The operation is of course possible; it’s a flavor of reduction sum, and will be NlogN/2 like other reductions. We’ve gone back and forth about reductions in the Mill, and currently there are no reduction operations except those for bool vectors for which we look only at a single bit per element:
any() (reduction OR),
all() (reduction and), and the various
The problem with sigma and pi (reduction sum and product) is that these are essentially subroutines in the hardware. For a microcoded machine you can make them be actual subroutines, but the Mill strongly avoids microcode. If done as direct hardware, reductions completely plug up a compute pipe for an extended time, which causes schedule hazards that the operation scheduling algorithm has to deal with. Questions like what happens if you start a reduction, then take a branch and the target code tries to use the adder in that pipe 🙁
The general strategy the Mill follow is to expose subroutine-like operations to the software, and let the code treat them as open-coded functions rather than operations. For example, the Mill has no
sqrt() operation. Instead, it provides an
sqrtApproximation() operation that can be used as the seed of a Newton-Rapheson sqrt. The individual stages of the NR are ordinary ops and can be scheduled normally.
We have taken the same approach with reductions, except for the bool cases that can be done directly in logic. A sigma can be done by logN stages of an ordinary vector sum and a shuffle. In machines with narrow issue or pipeline hazards, especially when the are only a few supported widths (looking at you, x86) there are advantages to letting this be a single op that expands to internal microcode that knows where the hazards are. On a hazard-free wide-issue machine with generalized widths, like the Mill, there’s no real advantage to such an operation over the explicit shuffle/add/shuffle/add… sequence.

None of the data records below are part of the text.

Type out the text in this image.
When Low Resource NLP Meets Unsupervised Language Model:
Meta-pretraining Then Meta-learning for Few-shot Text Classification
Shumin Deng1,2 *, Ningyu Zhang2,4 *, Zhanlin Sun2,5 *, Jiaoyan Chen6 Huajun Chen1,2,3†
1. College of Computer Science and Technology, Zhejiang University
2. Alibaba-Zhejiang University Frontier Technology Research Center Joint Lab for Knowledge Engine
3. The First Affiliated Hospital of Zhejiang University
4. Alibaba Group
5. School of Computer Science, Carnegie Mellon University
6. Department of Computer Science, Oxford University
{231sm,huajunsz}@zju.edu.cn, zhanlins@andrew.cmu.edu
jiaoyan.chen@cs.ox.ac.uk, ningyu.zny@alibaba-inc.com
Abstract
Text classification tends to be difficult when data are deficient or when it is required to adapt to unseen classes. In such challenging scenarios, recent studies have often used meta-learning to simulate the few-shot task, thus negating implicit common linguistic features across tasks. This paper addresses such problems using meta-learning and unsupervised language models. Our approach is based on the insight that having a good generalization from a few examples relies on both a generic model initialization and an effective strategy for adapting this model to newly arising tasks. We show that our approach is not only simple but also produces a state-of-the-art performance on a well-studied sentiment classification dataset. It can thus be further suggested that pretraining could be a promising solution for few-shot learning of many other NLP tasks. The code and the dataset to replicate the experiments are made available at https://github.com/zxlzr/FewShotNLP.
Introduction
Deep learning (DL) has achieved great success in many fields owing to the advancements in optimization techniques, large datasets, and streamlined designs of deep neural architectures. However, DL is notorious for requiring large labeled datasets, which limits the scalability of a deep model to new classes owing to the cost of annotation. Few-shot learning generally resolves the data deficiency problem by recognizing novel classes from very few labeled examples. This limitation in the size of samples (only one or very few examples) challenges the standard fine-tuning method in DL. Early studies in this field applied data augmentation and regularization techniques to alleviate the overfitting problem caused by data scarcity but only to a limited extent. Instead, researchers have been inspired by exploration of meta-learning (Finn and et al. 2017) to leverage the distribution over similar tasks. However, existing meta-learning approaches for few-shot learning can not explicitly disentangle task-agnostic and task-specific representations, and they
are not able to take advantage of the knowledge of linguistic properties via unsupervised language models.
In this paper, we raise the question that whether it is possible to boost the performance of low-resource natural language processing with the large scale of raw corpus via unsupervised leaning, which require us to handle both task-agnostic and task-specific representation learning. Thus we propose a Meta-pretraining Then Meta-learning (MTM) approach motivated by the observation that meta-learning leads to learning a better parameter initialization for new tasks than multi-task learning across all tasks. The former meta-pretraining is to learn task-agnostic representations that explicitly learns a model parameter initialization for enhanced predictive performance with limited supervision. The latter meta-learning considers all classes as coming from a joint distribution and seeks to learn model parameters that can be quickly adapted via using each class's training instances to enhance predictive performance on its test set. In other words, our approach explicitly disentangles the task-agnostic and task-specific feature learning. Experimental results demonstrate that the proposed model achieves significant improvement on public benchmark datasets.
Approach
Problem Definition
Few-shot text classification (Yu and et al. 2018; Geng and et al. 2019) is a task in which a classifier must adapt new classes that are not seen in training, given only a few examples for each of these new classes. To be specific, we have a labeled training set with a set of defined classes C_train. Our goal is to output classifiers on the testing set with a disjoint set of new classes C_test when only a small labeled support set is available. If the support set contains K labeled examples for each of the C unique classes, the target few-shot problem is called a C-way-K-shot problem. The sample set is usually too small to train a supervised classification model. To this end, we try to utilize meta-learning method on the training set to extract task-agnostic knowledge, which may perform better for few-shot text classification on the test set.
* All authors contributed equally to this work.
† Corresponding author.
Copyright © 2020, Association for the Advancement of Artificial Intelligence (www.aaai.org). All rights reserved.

Our current sum-reduction code sequence does not produce the intermediate vector you are looking for; it does pair-wise sums starting with A+A, and at the end the reduction is in A[N-1] (pulled out as a scalar
extract() at the end) and the rest of the vector is garbage for your need. You might take a look at trying to code your case to see what shuffles will get the vector you want. A Mill shuffle produces a same-count vector with arbitrary mapping from source to destination element positions, including duplicates. It would be especially attractive if the same shuffle pattern were used for all stages, so the code could be generated for arbitrary (member and element width dependent) N. Please post what you come up with.
Thank you – it’s an interesting use-case and made me think hard about reductions.